Evaluating and Enhancing Multimodal Agentic Search with Structured Long Reasoning Chains
1UIUC, 2Meta, 3IBM Research, 4Stony Brook University

Overview


MC-SEARCH is the first comprehensive benchmark designed to evaluate Multimodal Agentic Retrieval-Augmented Generation (MM-RAG). Unlike traditional RAG, MC-SEARCH focuses on structured long reasoning chains where agents must navigate through vast knowledge bases (389K images and 784K documents) to solve complex queries.

Each instance in MC-SEARCH provides step-wise sub-questions, explicit retrieval modality annotations (image vs. text), and intermediate reasoning states, allowing for a fine-grained analysis of how agents plan and execute multimodal search.

MC-SEARCH Benchmark Design
Figure 1. The reasoning topologies of MC-SEARCH: simulating realistic agentic search behaviors via unified pipelines.

We introduce five representative reasoning topologies that mirror real-world search patterns.
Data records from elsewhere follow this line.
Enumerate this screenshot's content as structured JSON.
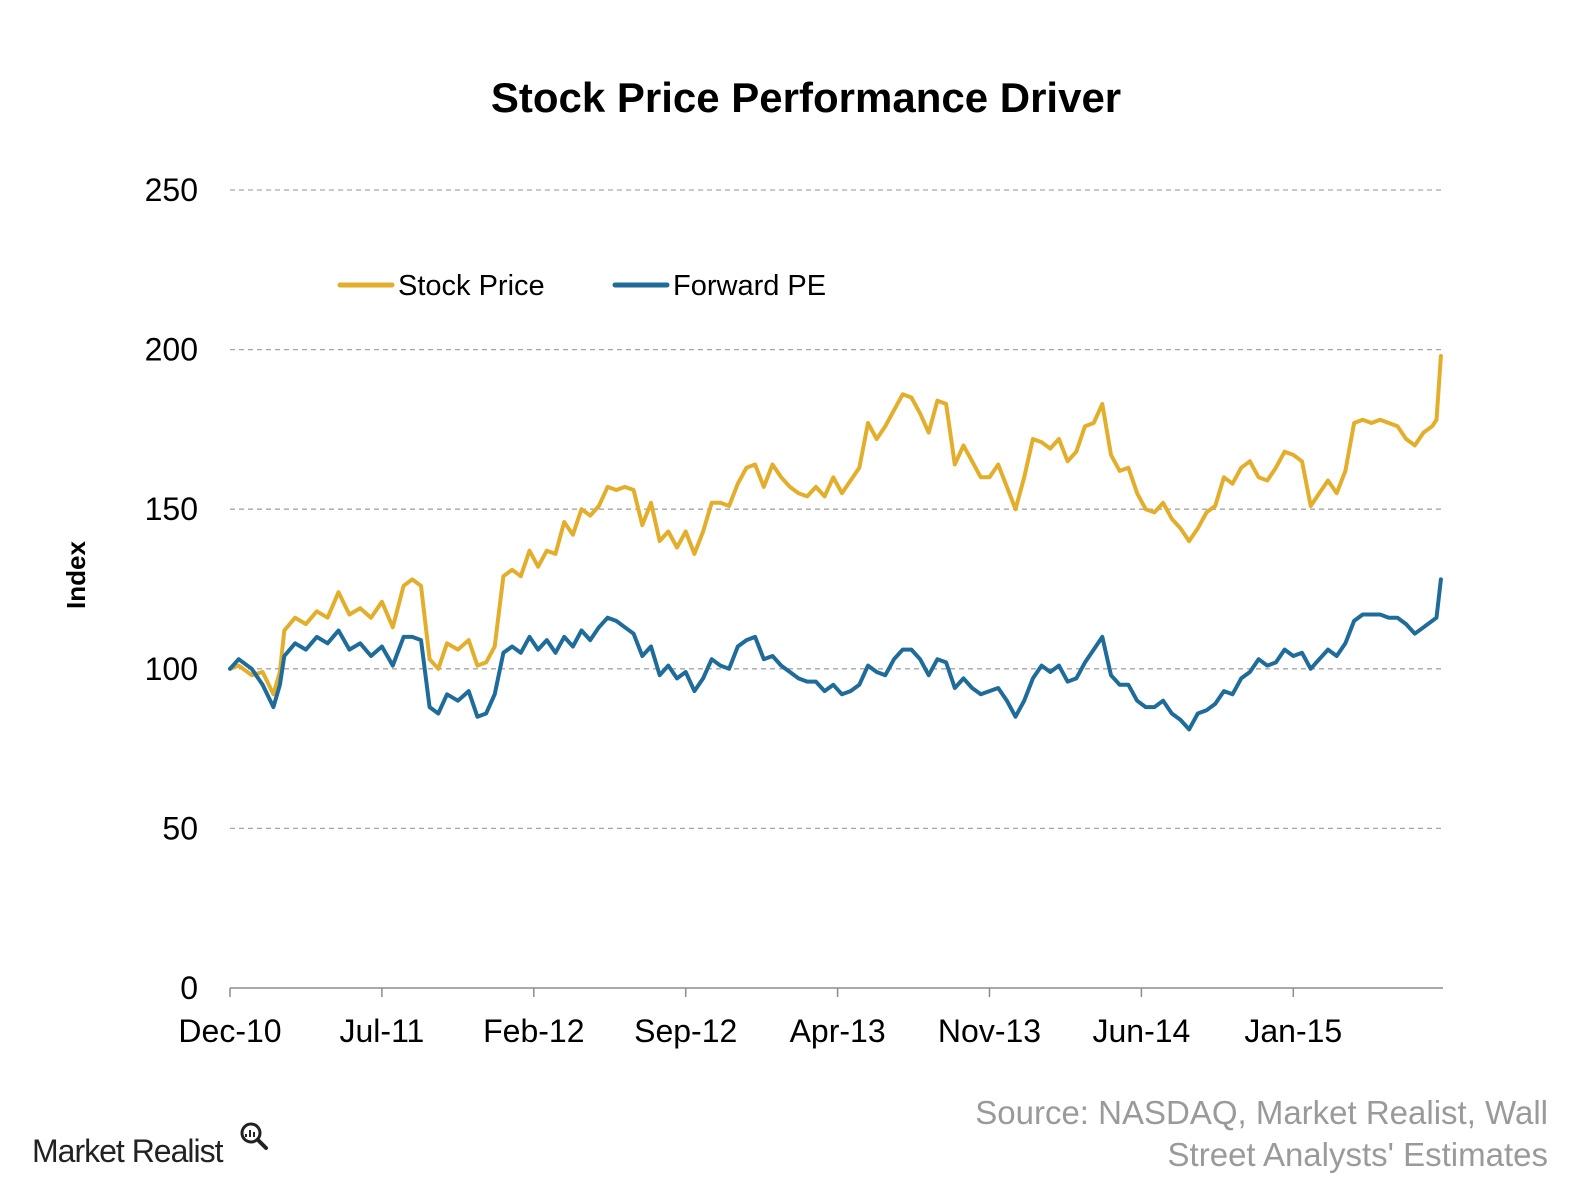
{
  "chart_data": {
    "type": "line",
    "title": "Stock Price Performance Driver",
    "ylabel": "Index",
    "xlabel": "",
    "ylim": [
      0,
      250
    ],
    "xlim": [
      0,
      56
    ],
    "yticks": [
      0,
      50,
      100,
      150,
      200,
      250
    ],
    "grid": true,
    "legend_position": "top-left",
    "x_tick_labels": [
      {
        "x": 0,
        "label": "Dec-10"
      },
      {
        "x": 7,
        "label": "Jul-11"
      },
      {
        "x": 14,
        "label": "Feb-12"
      },
      {
        "x": 21,
        "label": "Sep-12"
      },
      {
        "x": 28,
        "label": "Apr-13"
      },
      {
        "x": 35,
        "label": "Nov-13"
      },
      {
        "x": 42,
        "label": "Jun-14"
      },
      {
        "x": 49,
        "label": "Jan-15"
      }
    ],
    "x_unit": "months since Dec-10",
    "series": [
      {
        "name": "Stock Price",
        "color": "#e2ae2c",
        "points": [
          [
            0,
            100
          ],
          [
            0.4,
            101
          ],
          [
            1,
            98
          ],
          [
            1.5,
            99
          ],
          [
            2,
            92
          ],
          [
            2.3,
            99
          ],
          [
            2.5,
            112
          ],
          [
            3,
            116
          ],
          [
            3.5,
            114
          ],
          [
            4,
            118
          ],
          [
            4.5,
            116
          ],
          [
            5,
            124
          ],
          [
            5.5,
            117
          ],
          [
            6,
            119
          ],
          [
            6.5,
            116
          ],
          [
            7,
            121
          ],
          [
            7.5,
            113
          ],
          [
            8,
            126
          ],
          [
            8.4,
            128
          ],
          [
            8.8,
            126
          ],
          [
            9.2,
            103
          ],
          [
            9.6,
            100
          ],
          [
            10,
            108
          ],
          [
            10.5,
            106
          ],
          [
            11,
            109
          ],
          [
            11.4,
            101
          ],
          [
            11.8,
            102
          ],
          [
            12.2,
            107
          ],
          [
            12.6,
            129
          ],
          [
            13,
            131
          ],
          [
            13.4,
            129
          ],
          [
            13.8,
            137
          ],
          [
            14.2,
            132
          ],
          [
            14.6,
            137
          ],
          [
            15,
            136
          ],
          [
            15.4,
            146
          ],
          [
            15.8,
            142
          ],
          [
            16.2,
            150
          ],
          [
            16.6,
            148
          ],
          [
            17,
            151
          ],
          [
            17.4,
            157
          ],
          [
            17.8,
            156
          ],
          [
            18.2,
            157
          ],
          [
            18.6,
            156
          ],
          [
            19,
            145
          ],
          [
            19.4,
            152
          ],
          [
            19.8,
            140
          ],
          [
            20.2,
            143
          ],
          [
            20.6,
            138
          ],
          [
            21,
            143
          ],
          [
            21.4,
            136
          ],
          [
            21.8,
            143
          ],
          [
            22.2,
            152
          ],
          [
            22.6,
            152
          ],
          [
            23,
            151
          ],
          [
            23.4,
            158
          ],
          [
            23.8,
            163
          ],
          [
            24.2,
            164
          ],
          [
            24.6,
            157
          ],
          [
            25,
            164
          ],
          [
            25.4,
            160
          ],
          [
            25.8,
            157
          ],
          [
            26.2,
            155
          ],
          [
            26.6,
            154
          ],
          [
            27,
            157
          ],
          [
            27.4,
            154
          ],
          [
            27.8,
            160
          ],
          [
            28.2,
            155
          ],
          [
            28.6,
            159
          ],
          [
            29,
            163
          ],
          [
            29.4,
            177
          ],
          [
            29.8,
            172
          ],
          [
            30.2,
            176
          ],
          [
            30.6,
            181
          ],
          [
            31,
            186
          ],
          [
            31.4,
            185
          ],
          [
            31.8,
            180
          ],
          [
            32.2,
            174
          ],
          [
            32.6,
            184
          ],
          [
            33,
            183
          ],
          [
            33.4,
            164
          ],
          [
            33.8,
            170
          ],
          [
            34.2,
            165
          ],
          [
            34.6,
            160
          ],
          [
            35,
            160
          ],
          [
            35.4,
            164
          ],
          [
            35.8,
            157
          ],
          [
            36.2,
            150
          ],
          [
            36.6,
            160
          ],
          [
            37,
            172
          ],
          [
            37.4,
            171
          ],
          [
            37.8,
            169
          ],
          [
            38.2,
            172
          ],
          [
            38.6,
            165
          ],
          [
            39,
            168
          ],
          [
            39.4,
            176
          ],
          [
            39.8,
            177
          ],
          [
            40.2,
            183
          ],
          [
            40.6,
            167
          ],
          [
            41,
            162
          ],
          [
            41.4,
            163
          ],
          [
            41.8,
            155
          ],
          [
            42.2,
            150
          ],
          [
            42.6,
            149
          ],
          [
            43,
            152
          ],
          [
            43.4,
            147
          ],
          [
            43.8,
            144
          ],
          [
            44.2,
            140
          ],
          [
            44.6,
            144
          ],
          [
            45,
            149
          ],
          [
            45.4,
            151
          ],
          [
            45.8,
            160
          ],
          [
            46.2,
            158
          ],
          [
            46.6,
            163
          ],
          [
            47,
            165
          ],
          [
            47.4,
            160
          ],
          [
            47.8,
            159
          ],
          [
            48.2,
            163
          ],
          [
            48.6,
            168
          ],
          [
            49,
            167
          ],
          [
            49.4,
            165
          ],
          [
            49.8,
            151
          ],
          [
            50.2,
            155
          ],
          [
            50.6,
            159
          ],
          [
            51,
            155
          ],
          [
            51.4,
            162
          ],
          [
            51.8,
            177
          ],
          [
            52.2,
            178
          ],
          [
            52.6,
            177
          ],
          [
            53,
            178
          ],
          [
            53.4,
            177
          ],
          [
            53.8,
            176
          ],
          [
            54.2,
            172
          ],
          [
            54.6,
            170
          ],
          [
            55,
            174
          ],
          [
            55.4,
            176
          ],
          [
            55.6,
            178
          ],
          [
            55.8,
            198
          ]
        ]
      },
      {
        "name": "Forward PE",
        "color": "#1f6b9a",
        "points": [
          [
            0,
            100
          ],
          [
            0.4,
            103
          ],
          [
            1,
            100
          ],
          [
            1.5,
            95
          ],
          [
            2,
            88
          ],
          [
            2.3,
            95
          ],
          [
            2.5,
            104
          ],
          [
            3,
            108
          ],
          [
            3.5,
            106
          ],
          [
            4,
            110
          ],
          [
            4.5,
            108
          ],
          [
            5,
            112
          ],
          [
            5.5,
            106
          ],
          [
            6,
            108
          ],
          [
            6.5,
            104
          ],
          [
            7,
            107
          ],
          [
            7.5,
            101
          ],
          [
            8,
            110
          ],
          [
            8.4,
            110
          ],
          [
            8.8,
            109
          ],
          [
            9.2,
            88
          ],
          [
            9.6,
            86
          ],
          [
            10,
            92
          ],
          [
            10.5,
            90
          ],
          [
            11,
            93
          ],
          [
            11.4,
            85
          ],
          [
            11.8,
            86
          ],
          [
            12.2,
            92
          ],
          [
            12.6,
            105
          ],
          [
            13,
            107
          ],
          [
            13.4,
            105
          ],
          [
            13.8,
            110
          ],
          [
            14.2,
            106
          ],
          [
            14.6,
            109
          ],
          [
            15,
            105
          ],
          [
            15.4,
            110
          ],
          [
            15.8,
            107
          ],
          [
            16.2,
            112
          ],
          [
            16.6,
            109
          ],
          [
            17,
            113
          ],
          [
            17.4,
            116
          ],
          [
            17.8,
            115
          ],
          [
            18.2,
            113
          ],
          [
            18.6,
            111
          ],
          [
            19,
            104
          ],
          [
            19.4,
            107
          ],
          [
            19.8,
            98
          ],
          [
            20.2,
            101
          ],
          [
            20.6,
            97
          ],
          [
            21,
            99
          ],
          [
            21.4,
            93
          ],
          [
            21.8,
            97
          ],
          [
            22.2,
            103
          ],
          [
            22.6,
            101
          ],
          [
            23,
            100
          ],
          [
            23.4,
            107
          ],
          [
            23.8,
            109
          ],
          [
            24.2,
            110
          ],
          [
            24.6,
            103
          ],
          [
            25,
            104
          ],
          [
            25.4,
            101
          ],
          [
            25.8,
            99
          ],
          [
            26.2,
            97
          ],
          [
            26.6,
            96
          ],
          [
            27,
            96
          ],
          [
            27.4,
            93
          ],
          [
            27.8,
            95
          ],
          [
            28.2,
            92
          ],
          [
            28.6,
            93
          ],
          [
            29,
            95
          ],
          [
            29.4,
            101
          ],
          [
            29.8,
            99
          ],
          [
            30.2,
            98
          ],
          [
            30.6,
            103
          ],
          [
            31,
            106
          ],
          [
            31.4,
            106
          ],
          [
            31.8,
            103
          ],
          [
            32.2,
            98
          ],
          [
            32.6,
            103
          ],
          [
            33,
            102
          ],
          [
            33.4,
            94
          ],
          [
            33.8,
            97
          ],
          [
            34.2,
            94
          ],
          [
            34.6,
            92
          ],
          [
            35,
            93
          ],
          [
            35.4,
            94
          ],
          [
            35.8,
            90
          ],
          [
            36.2,
            85
          ],
          [
            36.6,
            90
          ],
          [
            37,
            97
          ],
          [
            37.4,
            101
          ],
          [
            37.8,
            99
          ],
          [
            38.2,
            101
          ],
          [
            38.6,
            96
          ],
          [
            39,
            97
          ],
          [
            39.4,
            102
          ],
          [
            39.8,
            106
          ],
          [
            40.2,
            110
          ],
          [
            40.6,
            98
          ],
          [
            41,
            95
          ],
          [
            41.4,
            95
          ],
          [
            41.8,
            90
          ],
          [
            42.2,
            88
          ],
          [
            42.6,
            88
          ],
          [
            43,
            90
          ],
          [
            43.4,
            86
          ],
          [
            43.8,
            84
          ],
          [
            44.2,
            81
          ],
          [
            44.6,
            86
          ],
          [
            45,
            87
          ],
          [
            45.4,
            89
          ],
          [
            45.8,
            93
          ],
          [
            46.2,
            92
          ],
          [
            46.6,
            97
          ],
          [
            47,
            99
          ],
          [
            47.4,
            103
          ],
          [
            47.8,
            101
          ],
          [
            48.2,
            102
          ],
          [
            48.6,
            106
          ],
          [
            49,
            104
          ],
          [
            49.4,
            105
          ],
          [
            49.8,
            100
          ],
          [
            50.2,
            103
          ],
          [
            50.6,
            106
          ],
          [
            51,
            104
          ],
          [
            51.4,
            108
          ],
          [
            51.8,
            115
          ],
          [
            52.2,
            117
          ],
          [
            52.6,
            117
          ],
          [
            53,
            117
          ],
          [
            53.4,
            116
          ],
          [
            53.8,
            116
          ],
          [
            54.2,
            114
          ],
          [
            54.6,
            111
          ],
          [
            55,
            113
          ],
          [
            55.4,
            115
          ],
          [
            55.6,
            116
          ],
          [
            55.8,
            128
          ]
        ]
      }
    ]
  },
  "source": {
    "line1": "Source: NASDAQ, Market Realist, Wall",
    "line2": "Street Analysts' Estimates"
  },
  "logo": {
    "text": "Market Realist"
  }
}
We evaluate models not just on the final answer, but on their Hit-per-Step (HPS), Rollout Deviation (RD), and Planning Accuracy to pinpoint where agentic reasoning breaks down.

Key Takeaways


Our evaluation of state-of-the-art MLLMs (Multimodal Large Language Models) reveals critical bottlenecks in current agentic search capabilities:

💡 Compounding Errors: Retrieval fidelity drops significantly as reasoning depth exceeds 3 hops.

💡 Modality Gap: Current models struggle with maintaining consistency when switching between image and text retrieval.

💡 Process Supervision: Explicit reasoning alignment (like our SEARCH-ALIGN) substantially boosts retrieval success rates.